The road is mapped out, but the challenge has just begun. The latest data on electric car sales show us that Europe has slowed down for the first time, while in other markets (the United States and China, especially) Battery Electric Vehicles (BEV) and Plug-in hybrid electric vehicles (PHEV) are on a steady and frantic rise. According to the report entitled From boom to brake: Is the e-mobility transition stalling? published in October by Transport & Environment, it can be seen that, in the European Union, sales of electric cars (i.e. BEVs only in this case) in the first half of 2022 accounted for about 11% of the total share of new vehicles sold, whereas in the second half of 2021 the percentage was just over 13. The overall trend shows growth, as this percentage value was well below 5 in the first six months of 2019, but the stalemate is concerning, especially given China's simultaneous take-off, where registered full electric cars have increased from 9% to 18% of the total cars sold in a year.

Electric cars produced by Chinese manufacturers are spreading across Europe. Today they count for 5%, but this market segment will increase to between 9% and 18% by 2025, according to T&E forecasts. In Norway, the European country which is at the very cutting-edge when it comes to the electrification of transport (as early as 2020, 75% of new cars registered were electric or hybrid), Chinese makes already account for 12.5% of all full electric cars sold. “At a time when car manufacturers in China and America, driven by targeted and ambitious policies, are rapidly increasing their supply of electric vehicles, European car manufacturers are applying the hand brake, to focus on traditional vehicle sales. This situation - warned Veronica Aneris, Director of Transport & Environment Italy - could have serious consequences not only on the climate, but also on the competitiveness of European industry and jobs on the Continent”. Average emissions from new vehicles fell by 12% in both 2020 and 2021, while in the first part of 2022 the decline was only 2%.

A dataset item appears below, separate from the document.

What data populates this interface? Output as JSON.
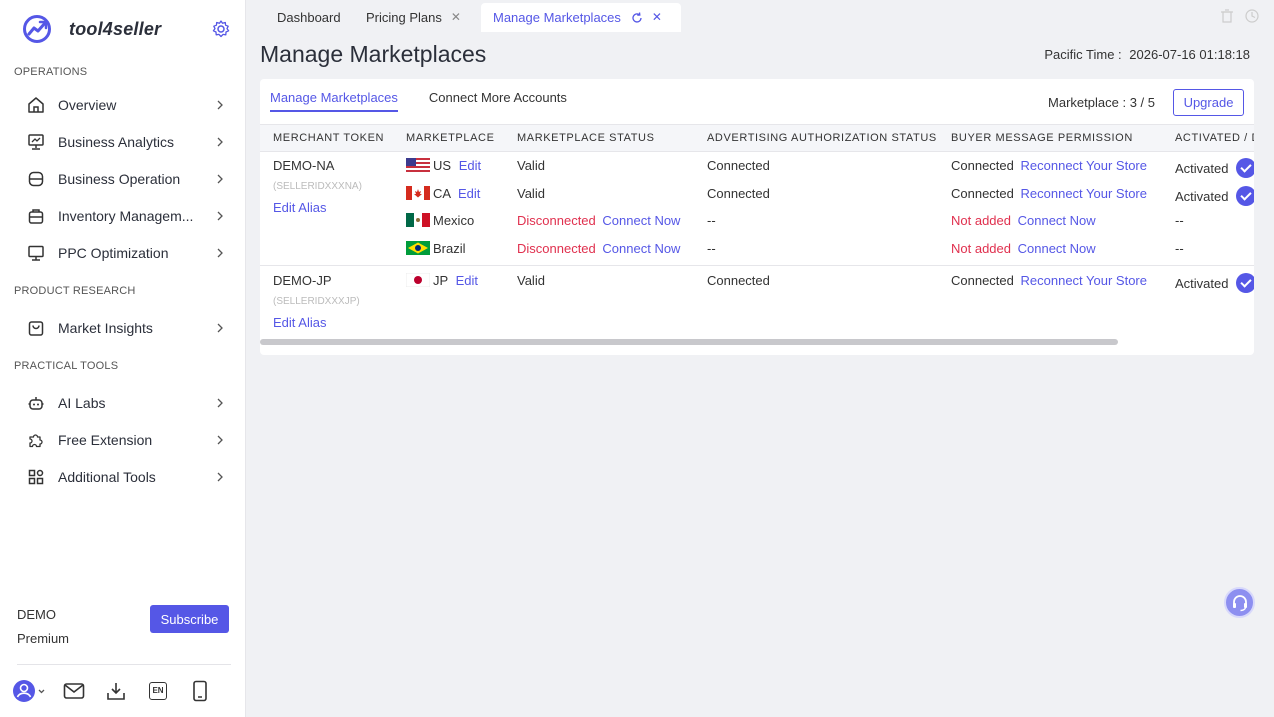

According to the report, it is not so much infrastructure problems or delays and shortages - albeit present - in supply chains that slow growth, but rather the lack of more ambitious targets. Virtually all European car manufacturers are in fact in line with their electric or hybrid car sales target for 2022. The problem is that these targets, either set by the manufacturers themselves or at legislative level, are simply not ambitious enough. “The lack of regulatory incentives is slowing down electric vehicle sales in Europe much more than the supply chain crisis. The current CO2 targets for cars do not sufficiently stimulate European car manufacturers - Aneris also said. The European Union must quickly set the end-of-sale deadline for cars with an internal combustion engine for 2035, strengthen its objectives, which have been weakened by too much flexibility in regulations, and implement an industrial policy that matches Chinese and US trends”. Without regulatory intervention that could decisively stimulate the supply of BEVs by European manufacturers, it is easy to assume that in the coming years, foreign companies will absorb an increasingly important part of the demand in the European Union, with negative environmental, social and economic consequences.